Lydia Pyne is a research fellow at the Institute for Historical Studies at the University of Texas at Austin.  Trained as both an archaeologist and historian of science, her research and writing interests focus on the history of paleoanthropology and archaeology. She is the co-author of The Last Lost World: Ice Ages, Human Origins, and the Invention of the Pleistocene.

 

References

Eldredge, Niles, and Stephen Jay Gould. “Punctuated Equilbria: An Alternative to Phyletic Gradualism.” In Models in Paleobiology. San Francisco, 1972.

Sepkoski, David, and Michael Ruse. The Paleobiological Revolution: Essays on the Growth of Modern Paleontology. Chicago: University Of Chicago Press, 2009.

Smith, John Maynard. “Evolution: Palaeontology at the High Table.” Nature 309, no. 5967 (May 31, 1984): 401–2. doi:10.1038/309401a0.
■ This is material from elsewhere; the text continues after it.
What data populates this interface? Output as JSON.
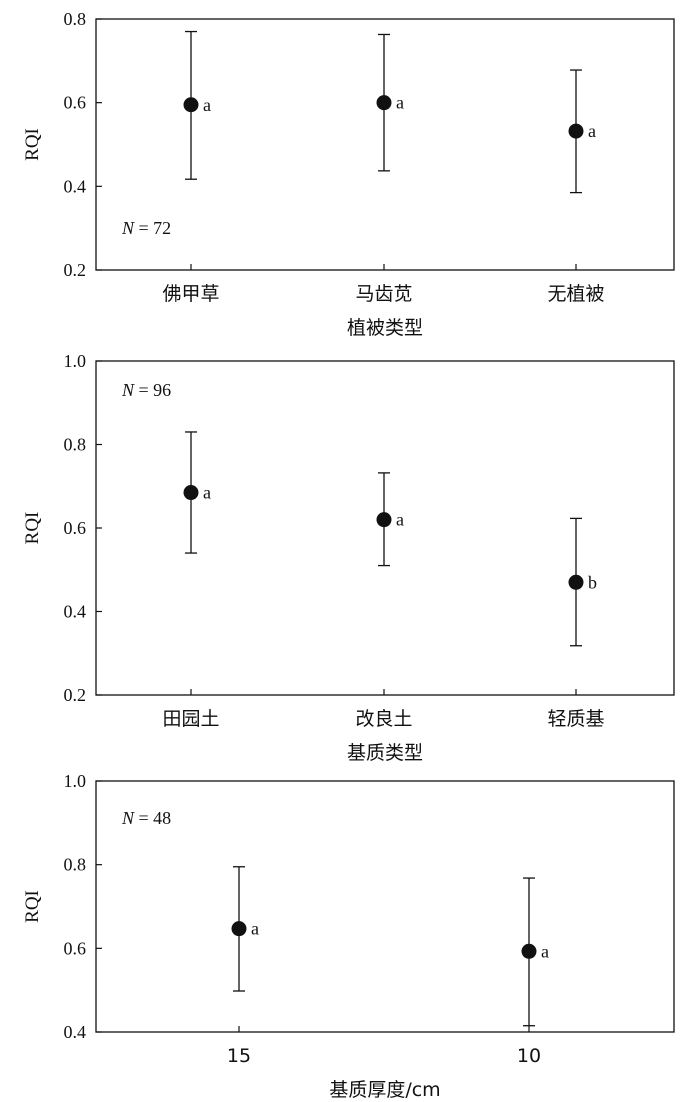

[i] John Maynard Smith, “Evolution: Palaeontology at the High Table,” Nature 309, no. 5967 (May 31, 1984): 401–2, doi:10.1038/309401a0.

[ii] David Sepkoski and Michael Ruse, The Paleobiological Revolution: Essays on the Growth of Modern Paleontology (Chicago: University Of Chicago Press, 2009), pp. 5.

[iii] Ibid., pp. 4.

[iv] Ibid., pp. 7.

[v] Ibid., pp. 111.

[vi] Ibid., pp. 477.

[vii] Niles Eldredge and Stephen Jay Gould, “Punctuated Equilbria: An Alternative to Phyletic Gradualism,” in Models in Paleobiology (San Francisco, 1972), pp. 86.